Comprehensive Metabolomics and Machine Learning Identify Profound Oxidative Stress and Inflammation Signatures in Hypertensive Patients with Obstructive Sleep Apnea

Antioxidants 2022, 11(10), 1946; https://doi.org/10.3390/antiox11101946
by Zhiyong Du 1,2, Haili Sun 1,2, Yunhui Du 1,2, Linyi Li 1,2, Qianwen Lv 1,2, Huahui Yu 1,2, Fan Li 1,2, Yu Wang 1,2, Xiaolu Jiao 1,2, Chaowei Hu 1,2 and Yanwen Qin 1,2,*
Reviewer 1:
Reviewer 2:
Reviewer 3:
Antioxidants 2022, 11(10), 1946; https://doi.org/10.3390/antiox11101946
Submission received: 2 September 2022 / Revised: 19 September 2022 / Accepted: 23 September 2022 / Published: 29 September 2022
(This article belongs to the Special Issue Oxidative Stress and Sleep Disorders)

Round 1

Reviewer 1 Report

Summary:

Authors studied 559 hypertensive patients with and without sleep apnea (OSA).

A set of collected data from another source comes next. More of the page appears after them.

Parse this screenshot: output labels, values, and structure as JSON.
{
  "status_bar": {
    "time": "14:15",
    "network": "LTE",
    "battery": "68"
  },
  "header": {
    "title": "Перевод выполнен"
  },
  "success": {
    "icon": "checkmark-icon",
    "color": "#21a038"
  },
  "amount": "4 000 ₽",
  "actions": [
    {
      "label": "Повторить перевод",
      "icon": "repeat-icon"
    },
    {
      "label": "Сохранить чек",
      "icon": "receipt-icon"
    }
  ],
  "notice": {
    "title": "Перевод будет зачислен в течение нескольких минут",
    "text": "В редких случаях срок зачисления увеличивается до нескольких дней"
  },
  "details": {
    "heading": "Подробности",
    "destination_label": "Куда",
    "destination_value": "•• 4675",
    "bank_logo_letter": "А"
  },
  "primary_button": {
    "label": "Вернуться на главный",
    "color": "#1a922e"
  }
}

They performed metabolome and lipidome-wide analyses to highlight potential biomarkers for diagnosing OSA in this population. They proposed unique sera metabolic phenotype characterized by abnormalities in oxidative stress and inflammation. Using three machine learning algorithms, they constructed six discriminatory metabolites to define diagnostic and classified model. Notably, the established multivariate-model could accurately identify OSA subjects. They propose metabolomics to be tool for improvement of the diagnosis of OSA in hypertension.

Major comment(s):

1.      (Night blood pressure) dippers x non-dippers should be analyzed - might have importance for definition of sleep apnea in hypertensive patients. Was there any difference between OSA vs. non-OSA?

2.      Smoking status and especially drinking status (what does it mean “alcohol” in Table 1?) should be better defined/described. In addition, use of sleeping pills could be described or at least discussed.

3.      If authors measured neck circumference - also waist circumference should be measured - as a marker of central obesity it could be associated with metabolome/lipidome as well. They described BMI and BP as metabolic regulators, waist circumference, waist to hip ratio … could be even stronger metabolic players. Were there any patients suffering from diabetes mellitus?

Minor comments/suggestions:

1.      Non-HDL cholesterol should be also analyzed

2.      Were there any sex/gender differences observed?

3.      Duration and (effectiveness/type of) treatment could be listed/discussed - multiple use of drugs, diuretics, beta-blockers with potential of metabolic effect?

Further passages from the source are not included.